Self-sustaining domestic growth, led by consumer spending


In order to counter the slowdown in exports, the Brazilian government has cut taxes on cars, home appliances and construction materials, injected about $90 billion into banking and money markets and increased public spending. The central bank has cut interest rates three times since January to a record low of 10.25% and retail sales are rising slowly. According to Brazil's Finance minister, Guido Mantega, the economy will improve further in the second quarter and the pace of growth in the last quarter of this year may reach as high as 5%. Sales rose 0.3% in March from the previous month, after a 1.5% gain in February. These are encouraging signs for the growth of much-needed domestic consumption.
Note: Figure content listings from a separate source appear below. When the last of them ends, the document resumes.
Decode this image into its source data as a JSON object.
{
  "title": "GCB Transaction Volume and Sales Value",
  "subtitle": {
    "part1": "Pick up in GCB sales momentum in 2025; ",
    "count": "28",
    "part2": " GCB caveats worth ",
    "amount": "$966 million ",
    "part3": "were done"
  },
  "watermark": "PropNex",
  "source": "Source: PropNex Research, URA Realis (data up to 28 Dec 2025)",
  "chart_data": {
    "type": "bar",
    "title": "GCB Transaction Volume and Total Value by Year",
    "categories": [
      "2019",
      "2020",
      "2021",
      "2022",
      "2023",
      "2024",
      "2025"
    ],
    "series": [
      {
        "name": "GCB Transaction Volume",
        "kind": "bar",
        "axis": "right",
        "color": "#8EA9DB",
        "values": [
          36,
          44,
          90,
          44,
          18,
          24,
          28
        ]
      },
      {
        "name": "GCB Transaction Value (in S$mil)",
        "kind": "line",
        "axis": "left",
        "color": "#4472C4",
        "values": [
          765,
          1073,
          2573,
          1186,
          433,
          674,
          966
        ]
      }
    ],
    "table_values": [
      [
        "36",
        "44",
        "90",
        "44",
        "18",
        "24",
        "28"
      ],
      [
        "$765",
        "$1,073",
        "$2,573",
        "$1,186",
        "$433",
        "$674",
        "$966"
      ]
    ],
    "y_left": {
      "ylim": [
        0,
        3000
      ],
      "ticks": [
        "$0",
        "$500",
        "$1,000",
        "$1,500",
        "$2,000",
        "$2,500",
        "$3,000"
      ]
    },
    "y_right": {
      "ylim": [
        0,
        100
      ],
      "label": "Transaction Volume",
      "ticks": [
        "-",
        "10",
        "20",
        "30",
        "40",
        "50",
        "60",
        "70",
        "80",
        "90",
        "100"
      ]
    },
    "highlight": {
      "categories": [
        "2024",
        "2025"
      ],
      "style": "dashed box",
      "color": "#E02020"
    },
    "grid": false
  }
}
Massive infrastructure investment

Whilst Brazil's construction industry has been hit by the global slowdown, the Government's Growth Acceleration Program (launched in 2007) is committed to supporting investment in infrastructure projects. With Brazil's large fiscal stimulus package (US$254bn, representing a significant 19% of GDP) there is widespread activity across many infrastructure projects including road, rail, power and the construction of low income housing. In addition, housing, commercial and tourism construction is also set to get a sizeable boost from the preparations for the 2014 World Cup, which is estimated to inject a further US$43bn into the infrastructure sector.
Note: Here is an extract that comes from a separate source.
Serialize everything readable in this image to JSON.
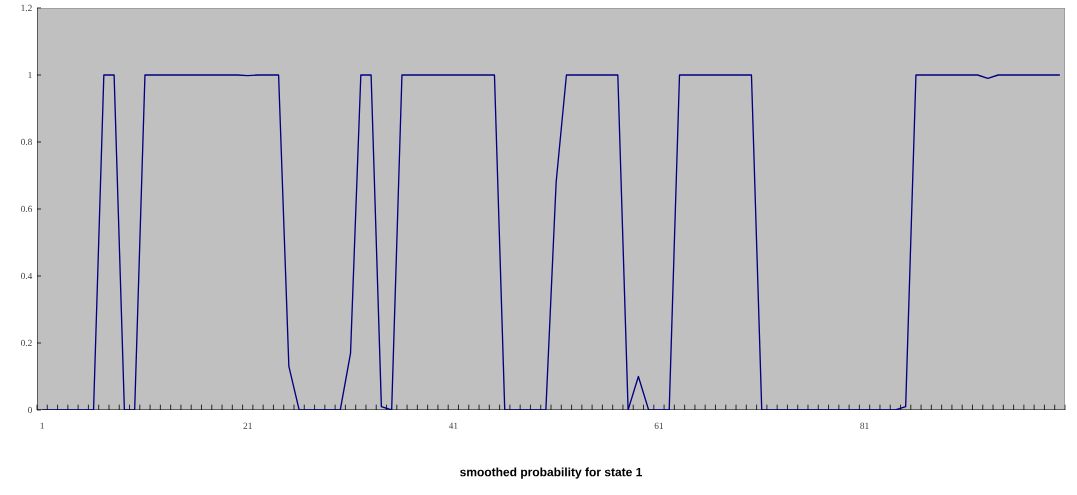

Increasing trade between the BRIC countries and other emerging markets

"Intra-BRIC" trade and investment is one of the key indicators to watch in evaluating the prospects for growth in the global economy in 2009 and beyond, and there have been many deals signed between two or more BRIC leaders in the early months of this year. The latest follows a very successful state visit to China by President Lula de Silva in which he signed 13 agreements with Chinese President Hu Jintao (both pictured above) covering science, space, law, ports and farm products.
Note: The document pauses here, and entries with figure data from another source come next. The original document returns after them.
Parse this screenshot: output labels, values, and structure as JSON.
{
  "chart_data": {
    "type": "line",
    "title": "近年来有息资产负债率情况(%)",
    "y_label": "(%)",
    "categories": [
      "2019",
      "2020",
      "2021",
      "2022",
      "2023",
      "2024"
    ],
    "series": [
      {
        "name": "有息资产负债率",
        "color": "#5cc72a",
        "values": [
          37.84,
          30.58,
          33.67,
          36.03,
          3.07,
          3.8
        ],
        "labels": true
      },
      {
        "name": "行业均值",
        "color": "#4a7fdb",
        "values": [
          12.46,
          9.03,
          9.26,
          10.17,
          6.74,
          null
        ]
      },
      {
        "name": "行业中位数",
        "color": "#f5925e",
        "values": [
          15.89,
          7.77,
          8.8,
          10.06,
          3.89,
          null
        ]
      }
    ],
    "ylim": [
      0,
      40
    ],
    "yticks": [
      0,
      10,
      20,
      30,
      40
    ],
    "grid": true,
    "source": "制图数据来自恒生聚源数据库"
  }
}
In the most significant of these agreements, the China Development Bank agreed to lend US$10 billion to Brazil's Petrobras in return for a guaranteed supply of 200,000 barrels of oil per day to China's state oil firm Sinopec for the next 10 years. The agreement for Brazil to supply China with oil was largely negotiated in February, along with a memorandum of understanding on long-term financing for Petrobras which needs funds to help extract massive, newly-found oil reserves. Petrobras and Sinopec also signed a memorandum of understanding on exploration, refining and petrochemicals. This deal came hot on the heels of a similar agreement under which Russia has agreed to supply China with oil for 20 years in exchange for loans to Russian state firms.


For the first time, China displaced the United States as Brazil's top trading partner in April, a trend that is expected to continue as China looks to secure energy resources from its BRIC trading partners. According to President Lula de Silva, "In 2009, China became Brazil's first trading partner. Now we still face the challenge of exploring the full potential of investments that our economies can offer to each other." Brazilian exports to China have grown by 65% from January to April 2009 compared with the same period one year ago.

Next BRIC Summit

The next official meeting of the BRIC leaders is scheduled for 15th and 16th June in Yekaterinburg, Russia. This will be the first international appearance of Prime Minister Manmohan Singh of India since being re-elected earlier this month (a sign of the times that he has chosen Yekaterinburg over Washington for his first overseas trip!) According to Chinese Foreign Ministry spokesman, Ma Zhaoxu, when confirming China's involvement in the next BRIC Summit: "The BRIC countries, namely Brazil, Russia, India and China, are all important emerging nations and driving forces for the world's common development. They share the same or similar opinions on many international issues and all have the political desire for further cooperation and communication. In recent years, the four countries have exchanged views on world economic and developing issues of common concern through various channels. The dialogue and co-operation among the four countries is transparent and open and is not aimed at any other country."